Et les roses dans les grands vases florentins
Versent un lourd vertige aux horizons lointains.
Mais de l’Occident riche où la lumière sombre
Ce qui s’exhale est triste à l’infini dans l’ombre ;
Et les femmes penchant leur peine sur les fleurs
Dans l’âme des parfums respirent leurs douleurs
Et sentent dans leur cœur opprimé par la terre
Descendre comme un grand désespoir solitaire…

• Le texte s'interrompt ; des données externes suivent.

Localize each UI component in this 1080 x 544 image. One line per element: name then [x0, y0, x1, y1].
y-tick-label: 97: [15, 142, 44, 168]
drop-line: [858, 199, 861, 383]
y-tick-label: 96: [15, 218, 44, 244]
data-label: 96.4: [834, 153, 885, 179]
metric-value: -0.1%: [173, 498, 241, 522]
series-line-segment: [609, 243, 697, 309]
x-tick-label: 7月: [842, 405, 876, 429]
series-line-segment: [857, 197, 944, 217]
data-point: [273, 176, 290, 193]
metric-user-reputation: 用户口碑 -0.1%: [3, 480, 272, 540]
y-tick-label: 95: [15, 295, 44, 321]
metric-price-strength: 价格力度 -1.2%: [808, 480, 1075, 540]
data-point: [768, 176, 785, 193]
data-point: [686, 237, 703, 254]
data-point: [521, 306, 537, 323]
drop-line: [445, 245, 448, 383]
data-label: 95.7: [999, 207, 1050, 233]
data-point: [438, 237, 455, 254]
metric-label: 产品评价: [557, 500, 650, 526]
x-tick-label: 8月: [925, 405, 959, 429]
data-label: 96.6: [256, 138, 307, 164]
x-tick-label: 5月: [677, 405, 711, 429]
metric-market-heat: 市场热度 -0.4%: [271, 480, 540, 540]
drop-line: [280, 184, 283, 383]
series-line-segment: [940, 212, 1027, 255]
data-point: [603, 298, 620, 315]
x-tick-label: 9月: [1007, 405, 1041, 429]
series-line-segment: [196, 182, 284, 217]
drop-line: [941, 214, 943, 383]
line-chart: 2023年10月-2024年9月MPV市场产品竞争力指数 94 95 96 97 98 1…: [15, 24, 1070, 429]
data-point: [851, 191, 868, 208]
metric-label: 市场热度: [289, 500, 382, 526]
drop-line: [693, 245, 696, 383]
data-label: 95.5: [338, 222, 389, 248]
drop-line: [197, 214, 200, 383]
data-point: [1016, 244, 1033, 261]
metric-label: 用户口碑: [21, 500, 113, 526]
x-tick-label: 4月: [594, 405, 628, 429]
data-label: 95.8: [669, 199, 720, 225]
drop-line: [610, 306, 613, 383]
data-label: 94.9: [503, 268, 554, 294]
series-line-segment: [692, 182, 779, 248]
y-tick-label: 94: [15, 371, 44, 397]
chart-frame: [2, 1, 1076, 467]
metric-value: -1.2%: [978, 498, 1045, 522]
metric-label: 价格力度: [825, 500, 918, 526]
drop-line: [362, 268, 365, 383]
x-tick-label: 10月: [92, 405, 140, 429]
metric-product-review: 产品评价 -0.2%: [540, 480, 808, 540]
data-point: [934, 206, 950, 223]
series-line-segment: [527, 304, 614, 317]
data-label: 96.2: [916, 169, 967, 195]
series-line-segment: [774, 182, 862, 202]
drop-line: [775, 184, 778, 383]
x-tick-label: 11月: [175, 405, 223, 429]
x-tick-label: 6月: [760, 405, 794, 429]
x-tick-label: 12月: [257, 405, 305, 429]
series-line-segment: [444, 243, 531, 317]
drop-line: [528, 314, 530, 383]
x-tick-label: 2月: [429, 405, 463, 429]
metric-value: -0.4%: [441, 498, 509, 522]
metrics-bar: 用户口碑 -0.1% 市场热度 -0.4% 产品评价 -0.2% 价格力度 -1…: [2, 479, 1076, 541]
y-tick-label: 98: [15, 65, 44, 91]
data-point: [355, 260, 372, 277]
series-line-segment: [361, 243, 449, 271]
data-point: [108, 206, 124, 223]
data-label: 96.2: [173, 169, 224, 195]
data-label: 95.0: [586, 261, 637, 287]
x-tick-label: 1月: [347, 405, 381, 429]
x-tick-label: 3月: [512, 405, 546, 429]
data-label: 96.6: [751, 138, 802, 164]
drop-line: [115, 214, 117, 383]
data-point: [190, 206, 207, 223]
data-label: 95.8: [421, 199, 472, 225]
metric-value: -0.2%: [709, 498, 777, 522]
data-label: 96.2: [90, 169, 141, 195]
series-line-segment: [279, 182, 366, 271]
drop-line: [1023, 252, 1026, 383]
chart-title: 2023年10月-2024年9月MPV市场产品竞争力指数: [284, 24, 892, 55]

C’est dans la salle triste et dans le soir navré
Un long sanglot montant comme un Miserere.

Or, voici s’élever, là-bas, vers la rivière
La sonore chanson des bonnes Lavandières
Qui reviennent, parmi des rires ingénus,
Saines, le baiser frais des eaux à leurs bras nus,
Contentes du labeur utile des Journées
Et soumises dans leur simplesse aux Destinées.
Leur chant robuste verse, en larges accords purs,
Un flot vivant de joie et d’aise aux champs obscurs ;
Et rien qu’en l’entendant, là-bas, les mornes femmes
Sous le satin splendide ont eu froid dans leurs âmes
Et, le cœur traversé du grand frisson humain,
Ont crié vers la vie, en meurtrissant leur sein.